Agnès Lefranc, directrice du département santé environnement à l'Institut de veille sanitaire :

Je vous propose de commencer par une présentation des impacts sanitaires de la pollution atmosphérique dans neuf villes françaises, tels qu'ils ont été évalués dans le cadre du projet Aphekom.

Le projet Aphekom est un projet européen coordonné par l'InVS entre 2008 et 2011. Il avait pour objectif d'évaluer les impacts sanitaires et économiques de la pollution atmosphérique dans vingt-cinq villes européennes, couvrant 39 millions d'habitants répartis dans douze pays, afin d'apporter aux pouvoirs publics les informations permettant d'orienter les politiques de réduction des niveaux de pollution de l'air. Les résultats du projet Aphekom ont été utilisés par l'OMS et la Commission européenne dans le cadre de la révision des directives européennes de 2013 portant sur la qualité de l'air. Ils ont été communiqués à la France et ont déjà fait l'objet d'une présentation au Sénat, ainsi qu'auprès d'autres instances, notamment dans le cadre de l'élaboration du plan national santé environnement et du plan cancer.

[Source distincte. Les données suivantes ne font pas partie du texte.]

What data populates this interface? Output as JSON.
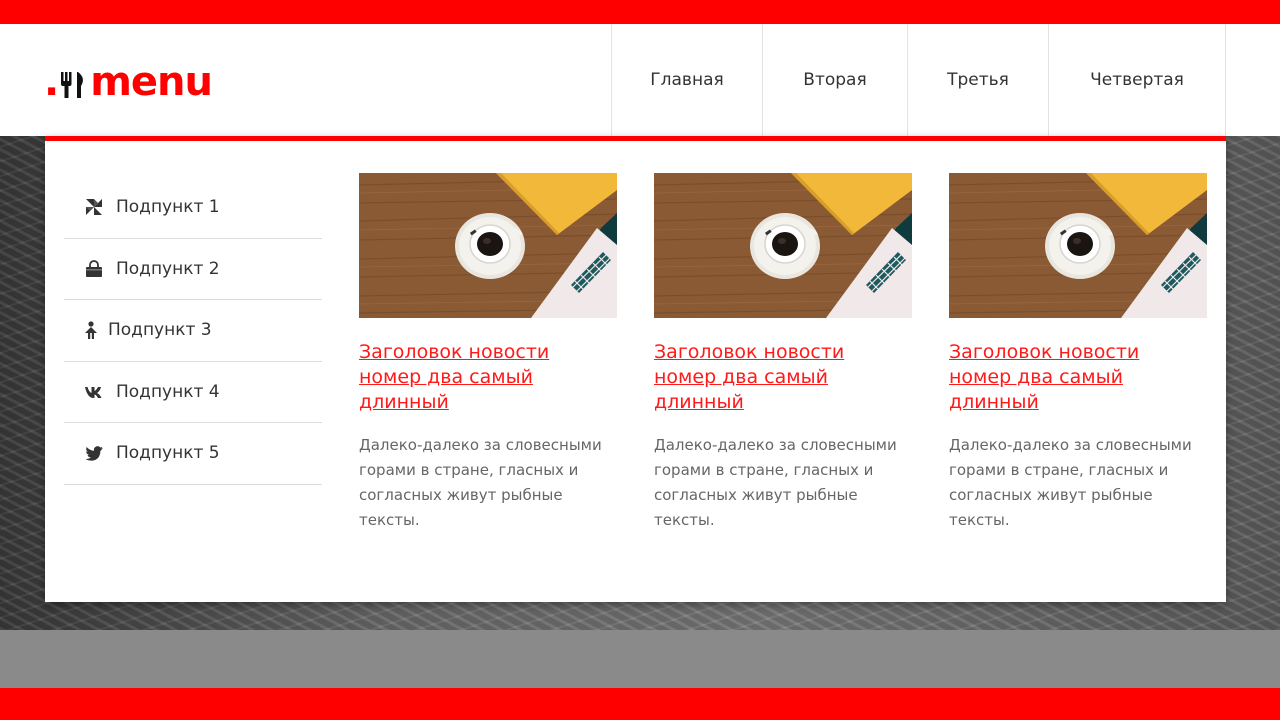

Pour mémoire, le budget total du projet Aphekom s'élevait à 1,5 million d'euros, dont 800 000 euros financés par la Commission européenne. La contribution budgétaire de l'InVS s'élevait à 0,56 million d'euros, la Commission européenne finançant 51% de ce montant.

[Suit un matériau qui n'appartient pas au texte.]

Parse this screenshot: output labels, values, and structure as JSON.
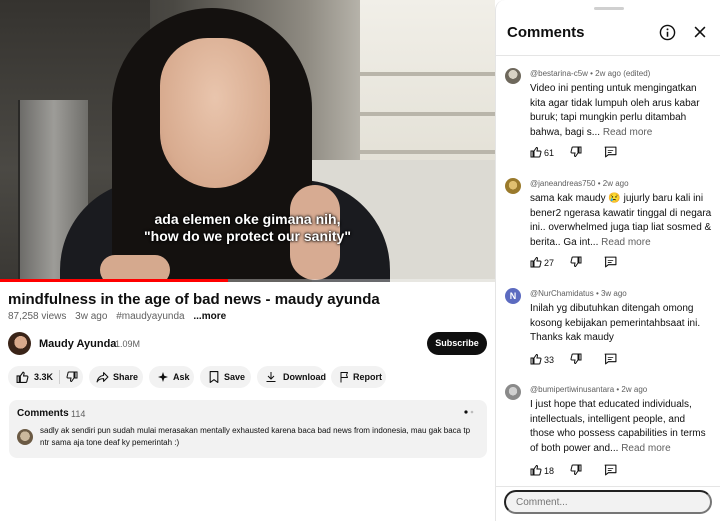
{
  "video": {
    "caption_line1": "ada elemen oke gimana nih,",
    "caption_line2": "\"how do we protect our sanity\"",
    "progress": 0.46
  },
  "meta": {
    "title": "mindfulness in the age of bad news - maudy ayunda",
    "views": "87,258 views",
    "age": "3w ago",
    "hashtag": "#maudyayunda",
    "more": "...more"
  },
  "channel": {
    "name": "Maudy Ayunda",
    "subscribers": "1.09M",
    "subscribe_label": "Subscribe"
  },
  "actions": {
    "like_count": "3.3K",
    "share": "Share",
    "ask": "Ask",
    "save": "Save",
    "download": "Download",
    "report": "Report"
  },
  "comments_preview": {
    "header": "Comments",
    "count": "114",
    "text": "sadly ak sendiri pun sudah mulai merasakan mentally exhausted karena baca bad news from indonesia, mau gak baca tp ntr sama aja tone deaf ky pemerintah :)"
  },
  "panel": {
    "title": "Comments",
    "input_placeholder": "Comment...",
    "comments": [
      {
        "author": "@bestarina-c5w",
        "meta": "• 2w ago (edited)",
        "text": "Video ini penting untuk mengingatkan kita agar tidak lumpuh oleh arus kabar buruk; tapi mungkin perlu ditambah bahwa, bagi s...",
        "read_more": "Read more",
        "likes": "61",
        "avatar_color": "#8a8577"
      },
      {
        "author": "@janeandreas750",
        "meta": "• 2w ago",
        "text": "sama kak maudy 😢 jujurly baru kali ini bener2 ngerasa kawatir tinggal di negara ini.. overwhelmed juga tiap liat sosmed & berita.. Ga int...",
        "read_more": "Read more",
        "likes": "27",
        "avatar_color": "#b8943a"
      },
      {
        "author": "@NurChamidatus",
        "meta": "• 3w ago",
        "text": "Inilah yg dibutuhkan ditengah omong kosong kebijakan pemerintahbsaat ini. Thanks kak maudy",
        "read_more": "",
        "likes": "33",
        "avatar_letter": "N",
        "avatar_color": "#5c6bc0"
      },
      {
        "author": "@bumipertiwinusantara",
        "meta": "• 2w ago",
        "text": "I just hope that educated individuals, intellectuals, intelligent people, and those who possess capabilities in terms of both power and...",
        "read_more": "Read more",
        "likes": "18",
        "avatar_color": "#9e9e9e"
      }
    ]
  },
  "colors": {
    "progress_red": "#ff0000",
    "subscribe_bg": "#0f0f0f",
    "chip_bg": "#f2f2f2"
  }
}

Dans le cadre de ce projet, Olivier Chanel a été salarié par l'InVS pour mettre en oeuvre l'évaluation économique des impacts sanitaires de la pollution atmosphérique. Il exerce son activité principale au CNRS, dans un laboratoire à Marseille,

Parmi l'ensemble des villes européennes impliquées dans le projet Aphekom se trouvaient neuf villes françaises. Les résultats que je vais vous présenter portent plus spécifiquement sur ces neuf villes, objets de vos interrogations.

Nous sommes aujourd'hui dans une situation où la relation de cause à effet entre exposition à la pollution atmosphérique et santé est avérée. On a, qui plus est, une quantification entre le niveau de pollution atmosphérique dans l'air et les risques pour la santé pour un certain nombre de pathologies.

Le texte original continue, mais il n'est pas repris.